Logistic Regression for Email Spam Classification
In this practical exercise, we will use Logistic Regression to classify whether an email is spam or not. We will load an external dataset with email features and apply machine learning techniques to build a classification model.
Tools and Frameworks Used
For this implementation, we utilize the following tools and frameworks:
- Pandas: For handling and manipulating data efficiently.
- NumPy: Used for numerical operations and handling arrays.

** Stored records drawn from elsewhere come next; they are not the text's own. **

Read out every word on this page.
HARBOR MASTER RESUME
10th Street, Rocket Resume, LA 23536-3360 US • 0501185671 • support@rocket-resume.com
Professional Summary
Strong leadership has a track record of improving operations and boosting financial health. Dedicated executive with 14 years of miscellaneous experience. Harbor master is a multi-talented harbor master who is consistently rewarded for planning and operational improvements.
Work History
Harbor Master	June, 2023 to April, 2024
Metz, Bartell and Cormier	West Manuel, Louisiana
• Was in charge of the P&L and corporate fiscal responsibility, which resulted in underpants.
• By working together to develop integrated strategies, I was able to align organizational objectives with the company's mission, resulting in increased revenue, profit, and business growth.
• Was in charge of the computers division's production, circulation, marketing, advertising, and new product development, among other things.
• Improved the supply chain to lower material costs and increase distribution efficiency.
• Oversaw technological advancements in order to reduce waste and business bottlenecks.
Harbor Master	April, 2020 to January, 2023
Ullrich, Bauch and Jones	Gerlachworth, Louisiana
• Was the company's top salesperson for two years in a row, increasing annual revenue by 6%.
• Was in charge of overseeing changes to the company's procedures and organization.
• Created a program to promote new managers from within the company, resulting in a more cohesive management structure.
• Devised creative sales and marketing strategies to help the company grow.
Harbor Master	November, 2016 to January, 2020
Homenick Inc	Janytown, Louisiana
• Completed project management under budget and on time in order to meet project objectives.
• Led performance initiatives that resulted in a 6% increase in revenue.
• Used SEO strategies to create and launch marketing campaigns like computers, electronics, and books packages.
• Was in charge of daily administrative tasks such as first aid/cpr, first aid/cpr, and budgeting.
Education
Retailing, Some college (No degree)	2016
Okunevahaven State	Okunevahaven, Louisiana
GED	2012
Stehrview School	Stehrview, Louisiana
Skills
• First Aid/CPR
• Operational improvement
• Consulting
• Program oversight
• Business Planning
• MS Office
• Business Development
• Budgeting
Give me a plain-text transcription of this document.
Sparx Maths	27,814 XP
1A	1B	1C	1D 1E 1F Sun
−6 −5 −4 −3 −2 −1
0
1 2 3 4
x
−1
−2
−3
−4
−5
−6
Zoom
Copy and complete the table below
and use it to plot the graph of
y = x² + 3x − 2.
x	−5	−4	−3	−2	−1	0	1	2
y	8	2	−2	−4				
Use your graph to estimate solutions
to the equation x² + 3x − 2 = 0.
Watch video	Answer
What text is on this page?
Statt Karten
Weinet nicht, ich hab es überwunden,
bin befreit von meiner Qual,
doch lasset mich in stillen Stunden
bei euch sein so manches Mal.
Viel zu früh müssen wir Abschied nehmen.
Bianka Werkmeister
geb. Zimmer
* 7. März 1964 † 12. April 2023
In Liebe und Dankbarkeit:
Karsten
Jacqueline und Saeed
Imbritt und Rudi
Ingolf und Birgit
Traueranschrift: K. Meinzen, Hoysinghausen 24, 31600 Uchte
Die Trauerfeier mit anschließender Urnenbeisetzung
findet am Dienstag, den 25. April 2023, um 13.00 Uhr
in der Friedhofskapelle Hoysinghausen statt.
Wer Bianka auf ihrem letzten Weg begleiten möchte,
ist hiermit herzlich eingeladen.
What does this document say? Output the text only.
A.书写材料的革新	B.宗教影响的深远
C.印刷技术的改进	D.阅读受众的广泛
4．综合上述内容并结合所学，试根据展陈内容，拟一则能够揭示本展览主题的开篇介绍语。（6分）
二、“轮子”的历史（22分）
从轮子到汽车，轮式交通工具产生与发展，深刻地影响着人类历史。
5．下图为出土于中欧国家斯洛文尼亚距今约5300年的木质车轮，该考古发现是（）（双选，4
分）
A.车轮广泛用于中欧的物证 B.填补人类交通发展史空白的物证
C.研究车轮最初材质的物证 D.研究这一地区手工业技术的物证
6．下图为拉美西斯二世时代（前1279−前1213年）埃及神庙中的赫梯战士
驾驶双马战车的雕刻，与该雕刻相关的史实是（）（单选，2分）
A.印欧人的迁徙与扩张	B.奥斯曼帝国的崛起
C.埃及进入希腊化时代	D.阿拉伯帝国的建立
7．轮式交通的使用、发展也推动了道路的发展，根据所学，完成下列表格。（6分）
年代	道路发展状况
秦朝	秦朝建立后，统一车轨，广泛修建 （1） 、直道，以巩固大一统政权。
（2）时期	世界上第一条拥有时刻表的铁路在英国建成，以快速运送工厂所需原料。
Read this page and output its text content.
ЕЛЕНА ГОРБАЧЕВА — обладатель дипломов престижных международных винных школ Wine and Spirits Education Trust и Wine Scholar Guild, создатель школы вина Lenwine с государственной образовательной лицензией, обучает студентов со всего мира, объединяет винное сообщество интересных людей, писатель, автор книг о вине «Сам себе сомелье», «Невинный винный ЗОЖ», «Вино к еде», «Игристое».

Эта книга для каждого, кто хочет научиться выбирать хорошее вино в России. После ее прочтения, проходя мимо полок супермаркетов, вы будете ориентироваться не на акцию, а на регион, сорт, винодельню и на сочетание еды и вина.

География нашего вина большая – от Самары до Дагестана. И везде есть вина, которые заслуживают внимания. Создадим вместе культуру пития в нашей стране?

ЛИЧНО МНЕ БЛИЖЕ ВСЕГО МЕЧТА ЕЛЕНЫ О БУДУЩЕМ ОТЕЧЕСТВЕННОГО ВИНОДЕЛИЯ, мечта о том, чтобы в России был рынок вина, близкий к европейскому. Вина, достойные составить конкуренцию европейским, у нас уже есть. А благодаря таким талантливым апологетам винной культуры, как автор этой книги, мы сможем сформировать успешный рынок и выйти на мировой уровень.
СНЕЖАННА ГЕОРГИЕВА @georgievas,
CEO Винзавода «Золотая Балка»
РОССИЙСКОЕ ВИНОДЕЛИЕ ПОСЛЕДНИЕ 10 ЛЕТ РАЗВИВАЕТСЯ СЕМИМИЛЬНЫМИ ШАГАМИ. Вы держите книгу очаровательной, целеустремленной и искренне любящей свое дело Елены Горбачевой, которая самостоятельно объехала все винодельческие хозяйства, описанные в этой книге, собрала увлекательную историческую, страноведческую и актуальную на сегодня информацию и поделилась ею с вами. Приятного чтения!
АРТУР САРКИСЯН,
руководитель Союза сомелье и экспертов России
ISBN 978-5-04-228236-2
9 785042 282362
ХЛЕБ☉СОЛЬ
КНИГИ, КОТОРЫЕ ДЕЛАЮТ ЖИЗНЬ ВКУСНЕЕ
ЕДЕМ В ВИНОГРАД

- Scikit-learn: Provides essential tools for machine learning, including logistic regression, train-test splitting, and evaluation metrics.
- CountVectorizer: Converts text data into a numerical feature representation, which is crucial for training machine learning models.
Step 1: Import Necessary Libraries
First, we import the necessary libraries for data manipulation, model building, and evaluation.
import pandas as pd
import numpy as np
from sklearn.model_selection import train_test_split
from sklearn.feature_extraction.text import CountVectorizer
from sklearn.linear_model import LogisticRegression
from sklearn.metrics import accuracy_score, classification_report
Step 2: Load and Explore the Dataset
Instead of creating a synthetic dataset, we will load an external dataset from a CSV file. This dataset contains email text and a binary label indicating whether the email is spam (1) or not (0).
# Load dataset
df = pd.read_csv("spam_email_dataset.csv")
# Display first few rows
df.head()
Step 3: Convert Text Data into Numerical Features
We will use a CountVectorizer
to transform the email text into a numerical format suitable for machine learning models.
vectorizer = CountVectorizer()
X = vectorizer.fit_transform(df['Email'])
y = df['Spam']
# Split dataset into training and testing sets
X_train, X_test, y_train, y_test = train_test_split(X, y, test_size=0.2, random_state=42)
Step 4: Train a Logistic Regression Model
Now, we train a Logistic Regression model using the training dataset.
model = LogisticRegression()
model.fit(X_train, y_train)
Step 5: Evaluate the Model
We will make predictions on the test set and evaluate the performance using accuracy and a classification report.
y_pred = model.predict(X_test)
# Print evaluation metrics
print(f"Accuracy: {accuracy_score(y_test, y_pred):.2f}")
print(classification_report(y_test, y_pred))
Conclusion
In this exercise, we successfully implemented a logistic regression model for spam classification. By converting email text into numerical representations, we trained a machine learning model to distinguish spam from legitimate emails using a more reliable dataset.